Über den Schöckl gibt es viele Bücher. Elke Jauk-Offner und Harald Eisenberger haben sich vorgenommen, unerzählte Geschichten über den Grazer Hausberg auszugraben. Dabei sind sie unter anderem auf eine Sennerin und Ausgrabungen aus dem Römischen Reich gestoßen.
Da gibt es eine Sennerin – sie heißt Regina Rinner und hat ganze 26 Sommer auf dem Schöckl verbracht. Die Saison begann immer im Mai – da muss die Wiese beim Ostgipfel gemäht werden, bevor der giftige Weiße Germer zu blühen begann. Erst dann konnten die Tiere auf die Alm geschickt werden.
Elke Jauk-Offner hat sie getroffen, ihrer Geschichte gelauscht und diese niedergeschrieben. „Der Schöckl hat viele Gesichter, ein schroffes und ein sanftes, ein bodenständiges und ein mystisches, ein stürmisches und ein friedliches“, schreibt sie in ihrem Buch „Auf dem Schöckl“, das am 24. Juni erschienen ist.
Der Schöckl ist ein sehr sagenumwobener Berg. Man muss die Geschichten nur ausgraben.
Autorin Elke Jauk-Offner
Erst gab es Fotos, dann entstanden die Texte
Es ist das zweite Buch der studierten Soziologin, die seit 2011 als freie Journalistin und Autorin tätig ist. „Das Schreiben war schon früh eine Passion von mir. Rekordhalterin unter den Schöckl-Gängern war ich davor aber keine“, sagt die 50-Jährige. Auslöser für die Buchidee war viel mehr der Fotograf: „Harald Eisenberger wuchs in Passail, im Schatten des Schöckls auf.“
So gab es schon im Vorhinein reichlich Fotos aus den verschiedenen Jahreszeiten – Jauk-Offner musste nur noch die Geschichten dahinter finden. „Der Schöckl ist ein sehr sagenumwobener Berg. Im Zuge der Recherchen habe ich ihn neu entdeckt“, sagt sie. 13 Luftkilometer von Graz entfernt und 1445 Meter hoch berge er so viel mehr, als das, wofür er als Hausberg bekannt ist.

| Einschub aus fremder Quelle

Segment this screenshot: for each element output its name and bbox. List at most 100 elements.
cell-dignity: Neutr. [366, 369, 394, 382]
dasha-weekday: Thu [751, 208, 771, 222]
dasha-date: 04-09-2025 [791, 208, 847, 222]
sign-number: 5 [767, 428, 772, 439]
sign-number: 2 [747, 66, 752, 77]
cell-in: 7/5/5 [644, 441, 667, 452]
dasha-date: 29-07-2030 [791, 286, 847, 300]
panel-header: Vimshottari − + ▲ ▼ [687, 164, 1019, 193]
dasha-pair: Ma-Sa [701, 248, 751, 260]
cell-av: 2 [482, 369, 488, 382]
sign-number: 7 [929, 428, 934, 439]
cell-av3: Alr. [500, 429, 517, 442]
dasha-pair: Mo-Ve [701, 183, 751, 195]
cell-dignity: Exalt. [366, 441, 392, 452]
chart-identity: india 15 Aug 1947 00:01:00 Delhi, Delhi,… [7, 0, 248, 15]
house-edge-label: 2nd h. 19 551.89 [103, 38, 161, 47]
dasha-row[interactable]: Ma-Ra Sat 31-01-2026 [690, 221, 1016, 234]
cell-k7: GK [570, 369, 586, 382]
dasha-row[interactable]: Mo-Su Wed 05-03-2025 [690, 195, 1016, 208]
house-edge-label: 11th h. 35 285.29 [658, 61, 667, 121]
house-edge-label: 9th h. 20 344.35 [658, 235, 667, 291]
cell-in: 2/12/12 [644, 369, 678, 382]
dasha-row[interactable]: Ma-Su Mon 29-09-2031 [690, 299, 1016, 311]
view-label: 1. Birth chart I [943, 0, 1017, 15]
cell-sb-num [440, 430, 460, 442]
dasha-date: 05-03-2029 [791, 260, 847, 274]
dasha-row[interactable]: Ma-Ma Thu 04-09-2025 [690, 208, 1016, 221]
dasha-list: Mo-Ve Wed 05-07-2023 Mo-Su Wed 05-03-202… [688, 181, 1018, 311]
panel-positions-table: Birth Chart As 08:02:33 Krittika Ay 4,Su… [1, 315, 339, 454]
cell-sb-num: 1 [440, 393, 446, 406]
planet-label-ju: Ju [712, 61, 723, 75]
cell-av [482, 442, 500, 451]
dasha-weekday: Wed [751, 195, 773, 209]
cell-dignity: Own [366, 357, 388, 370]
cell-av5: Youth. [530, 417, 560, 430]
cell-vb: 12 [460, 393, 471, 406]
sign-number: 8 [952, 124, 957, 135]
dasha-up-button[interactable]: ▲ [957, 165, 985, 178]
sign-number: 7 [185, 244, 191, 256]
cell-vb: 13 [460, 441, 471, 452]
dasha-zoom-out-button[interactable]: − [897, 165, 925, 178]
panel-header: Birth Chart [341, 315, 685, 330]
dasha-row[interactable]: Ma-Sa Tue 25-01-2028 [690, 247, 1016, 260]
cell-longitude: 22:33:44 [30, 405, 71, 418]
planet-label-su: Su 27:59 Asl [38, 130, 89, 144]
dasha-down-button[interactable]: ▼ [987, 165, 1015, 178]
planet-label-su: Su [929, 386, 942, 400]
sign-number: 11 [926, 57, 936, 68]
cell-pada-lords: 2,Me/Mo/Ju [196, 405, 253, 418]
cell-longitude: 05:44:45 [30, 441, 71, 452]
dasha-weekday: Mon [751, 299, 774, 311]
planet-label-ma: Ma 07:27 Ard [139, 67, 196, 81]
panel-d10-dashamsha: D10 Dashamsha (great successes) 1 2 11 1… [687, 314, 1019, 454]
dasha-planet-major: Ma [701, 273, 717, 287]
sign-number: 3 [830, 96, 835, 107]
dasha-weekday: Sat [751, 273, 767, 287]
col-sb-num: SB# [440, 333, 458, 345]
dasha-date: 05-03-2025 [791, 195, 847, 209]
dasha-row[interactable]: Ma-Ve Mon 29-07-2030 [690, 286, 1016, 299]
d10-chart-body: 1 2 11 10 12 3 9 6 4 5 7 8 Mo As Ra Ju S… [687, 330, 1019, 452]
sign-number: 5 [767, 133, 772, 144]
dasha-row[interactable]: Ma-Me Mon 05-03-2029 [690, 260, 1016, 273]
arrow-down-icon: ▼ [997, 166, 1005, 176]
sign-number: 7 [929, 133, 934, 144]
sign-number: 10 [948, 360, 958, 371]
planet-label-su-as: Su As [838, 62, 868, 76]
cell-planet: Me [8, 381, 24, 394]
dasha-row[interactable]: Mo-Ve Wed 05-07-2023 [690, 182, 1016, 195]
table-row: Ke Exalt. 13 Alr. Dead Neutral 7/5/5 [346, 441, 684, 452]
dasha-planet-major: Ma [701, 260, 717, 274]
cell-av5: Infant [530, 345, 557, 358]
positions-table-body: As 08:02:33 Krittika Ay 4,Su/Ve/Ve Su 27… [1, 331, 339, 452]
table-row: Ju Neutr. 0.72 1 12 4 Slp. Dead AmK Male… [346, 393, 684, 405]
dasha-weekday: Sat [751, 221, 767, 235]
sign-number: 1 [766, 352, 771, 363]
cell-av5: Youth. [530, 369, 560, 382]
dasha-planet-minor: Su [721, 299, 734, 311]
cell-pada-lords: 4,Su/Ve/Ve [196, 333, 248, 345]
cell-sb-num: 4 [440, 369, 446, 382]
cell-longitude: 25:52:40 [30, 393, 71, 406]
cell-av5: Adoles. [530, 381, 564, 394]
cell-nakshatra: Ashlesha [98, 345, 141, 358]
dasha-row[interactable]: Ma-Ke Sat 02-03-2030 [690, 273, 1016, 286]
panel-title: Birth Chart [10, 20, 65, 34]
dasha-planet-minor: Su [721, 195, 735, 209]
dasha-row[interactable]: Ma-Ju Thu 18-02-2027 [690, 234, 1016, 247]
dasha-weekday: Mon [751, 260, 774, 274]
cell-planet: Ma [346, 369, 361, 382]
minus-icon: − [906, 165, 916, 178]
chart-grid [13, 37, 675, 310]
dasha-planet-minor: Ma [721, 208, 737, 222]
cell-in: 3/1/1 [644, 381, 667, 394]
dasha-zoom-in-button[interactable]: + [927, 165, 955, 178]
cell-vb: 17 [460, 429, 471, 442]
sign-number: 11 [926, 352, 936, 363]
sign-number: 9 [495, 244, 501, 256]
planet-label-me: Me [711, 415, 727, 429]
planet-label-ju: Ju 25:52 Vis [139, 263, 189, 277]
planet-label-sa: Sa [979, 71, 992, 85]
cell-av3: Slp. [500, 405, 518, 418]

Römische Ausgrabungen aus dem dritten Jahrhundert
Viele Wanderer finden beispielsweise Glimmerschiefer und Kalke bei ihren Ausflügen – dass sich römische Ausgrabungen darunter verbergen, wissen aber die wenigsten. Jauk-Offner recherchierte: Bei der Errichtung der Kapelle in der Nähe des Ostgipfels fand man Scherben aus dem alten Römischen Reich. Sie gehen bis ins dritte Jahrhundert nach Christus zurück.
Von seiner Entstehungsgeschichte wird der Bogen bis ins Heute gespannt: So bietet der Schöckl heutzutage vielen Sportlern wie Disc-Golfern, Kletterer, Läufern, Downhillern oder Paragleitern eine Heimat. Auch Wanderinspiration findet sich selbstverständlich im Buch, das vor allem durch seine starken Bilder wirkt. Es ist im Styria-Verlag erschienen und ab sofort in allen gut sortierten Buchhandlungen erhältlich.